On en sait moins sur les personnes dont le système immunitaire est affaibli et seul un petit nombre a été inscrit dans les tests de vaccins. Il est possible que leur réponse immunitaire au vaccin soit plus faible et qu'ils soient donc moins bien protégés.


Il en va de même pour les femmes enceintes - puisqu'elles ont été exclues des tests cliniques sur les vaccins, il n'y a pas suffisamment de données pour dire si les vaccins sont sûrs pour cette catégorie. L'OMS ne recommande pas de se faire vacciner pendant la grossesse, mais cela peut être discuté avec un professionnel de la santé si la personne présente un risque d'exposition inévitablement élevé.


Si vous êtes complètement vacciné, il est préférable d'éviter ceux qui sont considérés à haut risque et qui n'ont pas été vaccinés. Le port d'un masque est l'un des moyens de protéger ces personnes.



5. De nouvelles variantes peuvent présenter de nouveaux risques

« Au cours de la pandémie, le SARS-CoV-2, le nouveau coronavirus qui cause le COVID-19, a suffisamment muté pour modifier à la fois sa capacité à se propager dans la population et sa capacité à infecter les gens. »

Les virus mutent avec le temps pour s'adapter à leur environnement et garantir leur propre survie. Public Health England a signalé que les vaccins Pfizer/BioNTech et AstraZeneca sont très efficaces contre la variante delta. Pfizer/BioNTech a atteint 88 % d'efficacité, tandis qu'AstraZeneca a atteint un niveau de 60 %. De plus, ils protègent toujours à plus de 90 pour cent contre l'hospitalisation. Certaines variantes sont plus contagieuses et peuvent entraîner une plus grande gravité de la maladie. Ainsi, la meilleure décision est celle de toujours porter un masque même après avoir été vacciné.

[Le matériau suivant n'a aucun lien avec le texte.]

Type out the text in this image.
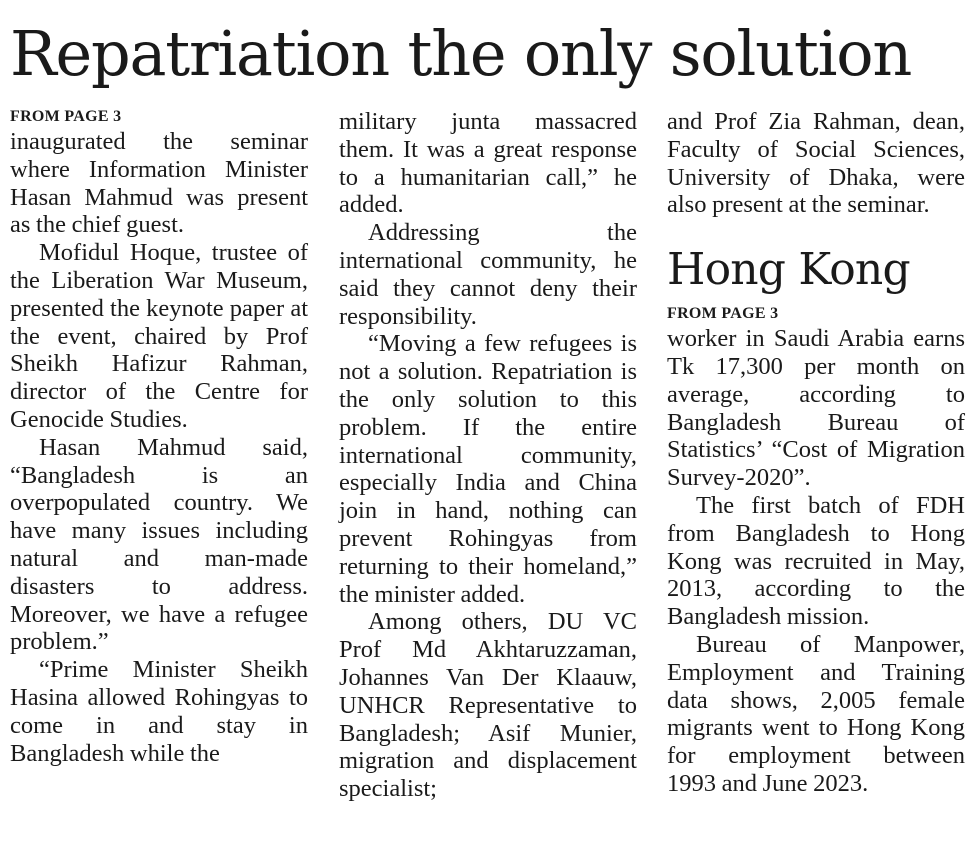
Repatriation the only solution
FROM PAGE 3

inaugurated the seminar where Information Minister Hasan Mahmud was present as the chief guest.

Mofidul Hoque, trustee of the Liberation War Museum, presented the keynote paper at the event, chaired by Prof Sheikh Hafizur Rahman, director of the Centre for Genocide Studies.

Hasan Mahmud said, “Bangladesh is an overpopulated country. We have many issues including natural and man-made disasters to address. Moreover, we have a refugee problem.”

“Prime Minister Sheikh Hasina allowed Rohingyas to come in and stay in Bangladesh while the

military junta massacred them. It was a great response to a humanitarian call,” he added.

Addressing the international community, he said they cannot deny their responsibility.

“Moving a few refugees is not a solution. Repatriation is the only solution to this problem. If the entire international community, especially India and China join in hand, nothing can prevent Rohingyas from returning to their homeland,” the minister added.

Among others, DU VC Prof Md Akhtaruzzaman, Johannes Van Der Klaauw, UNHCR Representative to Bangladesh; Asif Munier, migration and displacement specialist;

and Prof Zia Rahman, dean, Faculty of Social Sciences, University of Dhaka, were also present at the seminar.

Hong Kong
FROM PAGE 3

worker in Saudi Arabia earns Tk 17,300 per month on average, according to Bangladesh Bureau of Statistics’ “Cost of Migration Survey-2020”.

The first batch of FDH from Bangladesh to Hong Kong was recruited in May, 2013, according to the Bangladesh mission.

Bureau of Manpower, Employment and Training data shows, 2,005 female migrants went to Hong Kong for employment between 1993 and June 2023.
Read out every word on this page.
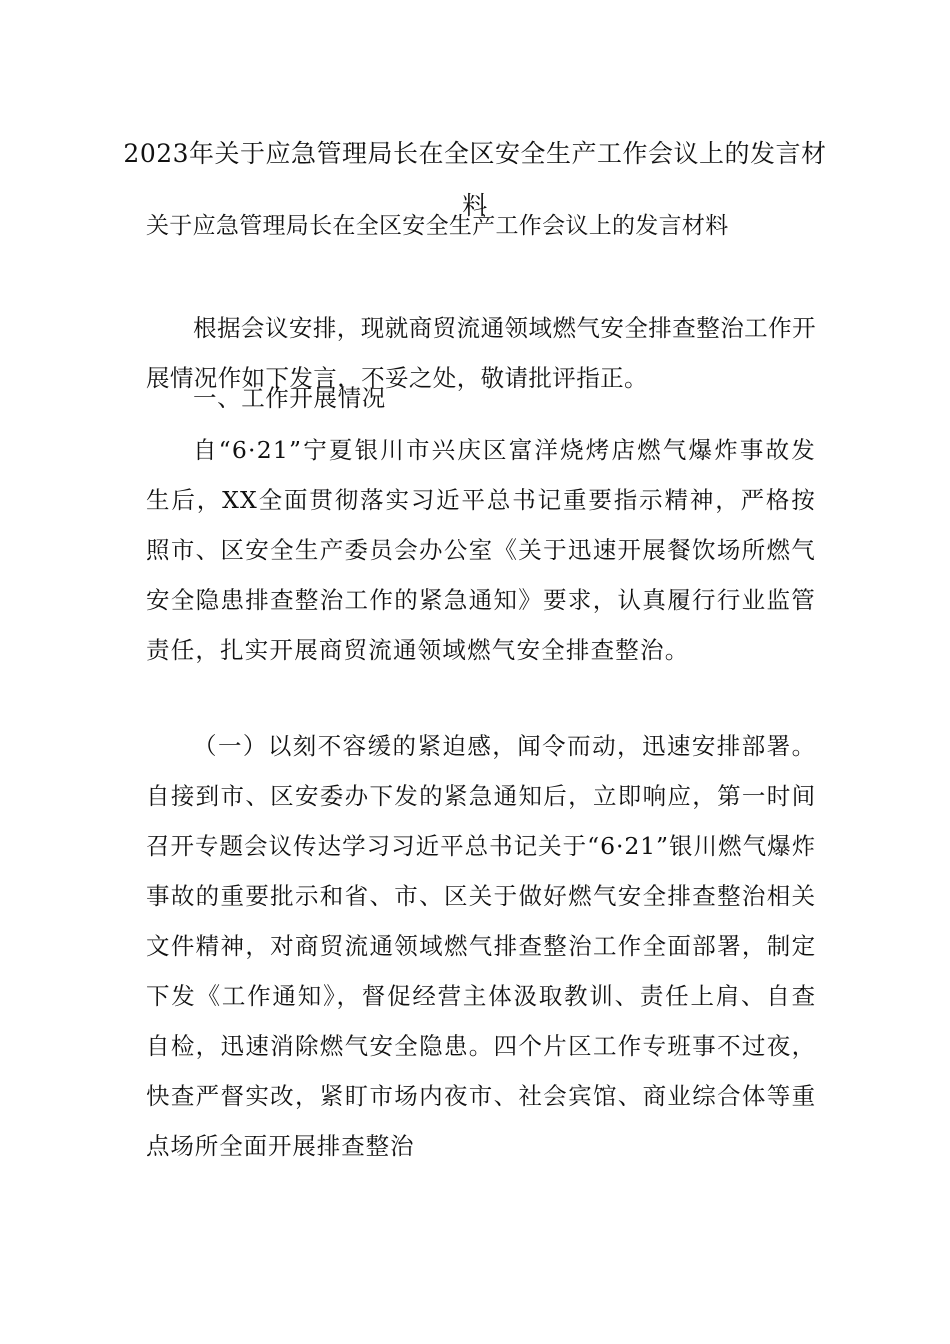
2023年关于应急管理局长在全区安全生产工作会议上的发言材料
关于应急管理局长在全区安全生产工作会议上的发言材料

根据会议安排，现就商贸流通领域燃气安全排查整治工作开展情况作如下发言，不妥之处，敬请批评指正。

一、工作开展情况

自“6·21”宁夏银川市兴庆区富洋烧烤店燃气爆炸事故发生后，XX全面贯彻落实习近平总书记重要指示精神，严格按照市、区安全生产委员会办公室《关于迅速开展餐饮场所燃气安全隐患排查整治工作的紧急通知》要求，认真履行行业监管责任，扎实开展商贸流通领域燃气安全排查整治。

（一）以刻不容缓的紧迫感，闻令而动，迅速安排部署。自接到市、区安委办下发的紧急通知后，立即响应，第一时间召开专题会议传达学习习近平总书记关于“6·21”银川燃气爆炸事故的重要批示和省、市、区关于做好燃气安全排查整治相关文件精神，对商贸流通领域燃气排查整治工作全面部署，制定下发《工作通知》，督促经营主体汲取教训、责任上肩、自查自检，迅速消除燃气安全隐患。四个片区工作专班事不过夜，快查严督实改，紧盯市场内夜市、社会宾馆、商业综合体等重点场所全面开展排查整治
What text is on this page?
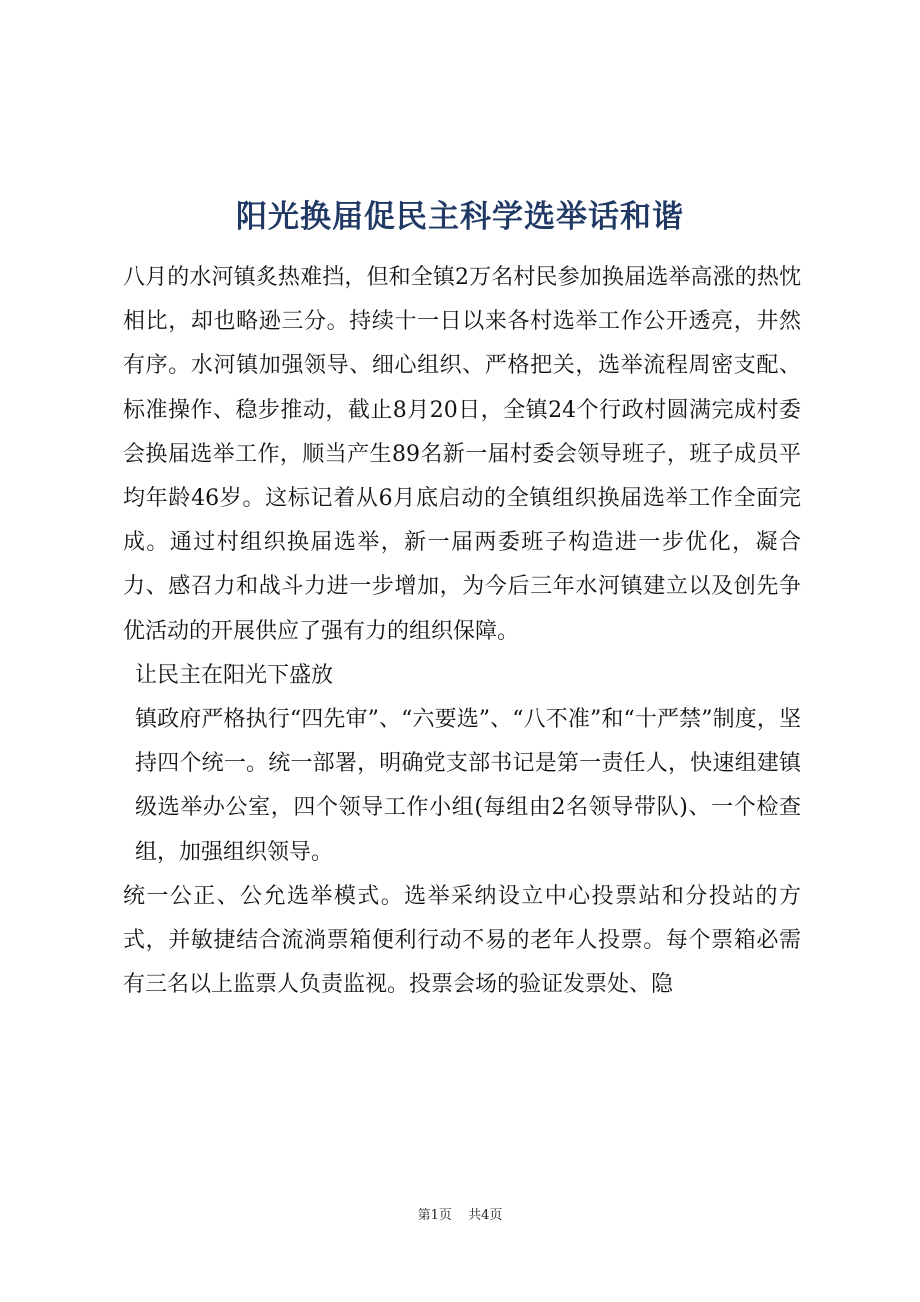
阳光换届促民主科学选举话和谐

八月的水河镇炙热难挡，但和全镇2万名村民参加换届选举高涨的热忱相比，却也略逊三分。持续十一日以来各村选举工作公开透亮，井然有序。水河镇加强领导、细心组织、严格把关，选举流程周密支配、标准操作、稳步推动，截止8月20日，全镇24个行政村圆满完成村委会换届选举工作，顺当产生89名新一届村委会领导班子，班子成员平均年龄46岁。这标记着从6月底启动的全镇组织换届选举工作全面完成。通过村组织换届选举，新一届两委班子构造进一步优化，凝合力、感召力和战斗力进一步增加，为今后三年水河镇建立以及创先争优活动的开展供应了强有力的组织保障。

让民主在阳光下盛放

镇政府严格执行“四先审”、“六要选”、“八不准”和“十严禁”制度，坚持四个统一。统一部署，明确党支部书记是第一责任人，快速组建镇级选举办公室，四个领导工作小组(每组由2名领导带队)、一个检查组，加强组织领导。

统一公正、公允选举模式。选举采纳设立中心投票站和分投站的方式，并敏捷结合流淌票箱便利行动不易的老年人投票。每个票箱必需有三名以上监票人负责监视。投票会场的验证发票处、隐

第1页 共4页
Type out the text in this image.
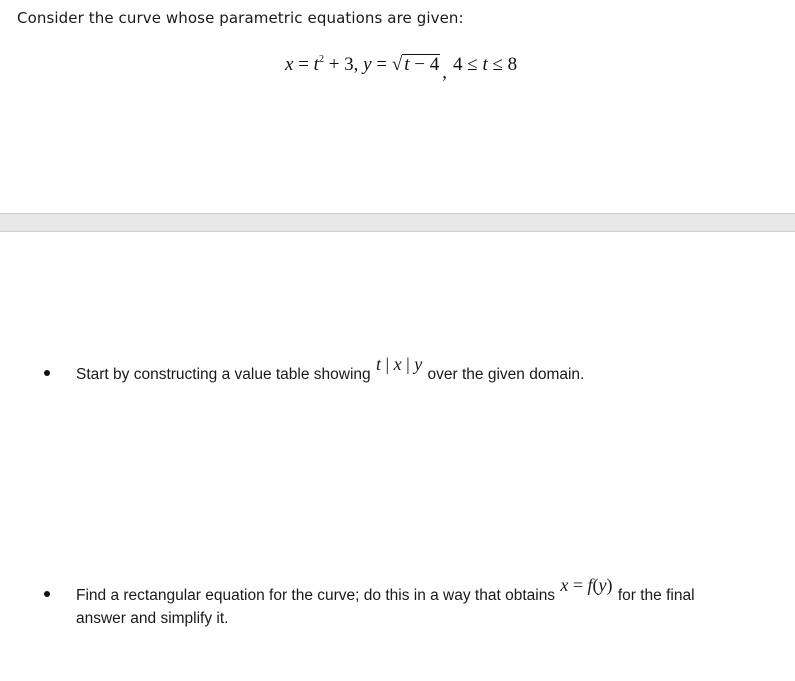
Consider the curve whose parametric equations are given:
$x = t^2 + 3$, y = √ t − 4 , 4 ≤ t ≤ 8
Start by constructing a value table showing t | x | y over the given domain.
Find a rectangular equation for the curve; do this in a way that obtains x = f(y) for the final
answer and simplify it.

6. Les masques protègent également contre d'autres maladies respiratoires


« Les cas de grippe signalés à l'Organisation mondiale de la santé dans les hémisphères nord et sud ont atteint des niveaux minimes depuis le début de la pandémie de COVID-19. »

L'explication, selon les épidémiologistes, est que les mesures de santé publique utilisées pour empêcher la propagation du coronavirus, telles que le port du masque et la distanciation sociale, préviennent également la grippe et d'autres maladies respiratoires. L'une des raisons principales est que nous étions tous protégés par des masques faciaux.


Pour toutes ces raisons, l'OMS a exhorté les personnes entièrement vaccinées à continuer de porter des masques à l'intérieur et à l'extérieur en cas de besoin, et à continuer à pratiquer la distanciation physique et sociale. Arrêter la propagation à la source reste la clé. Les mesures actuelles visant à réduire la transmission continuent de fonctionner contre les nouvelles variantes en réduisant la quantité de transmission virale et, par conséquent, en réduisant également les possibilités de mutation du virus.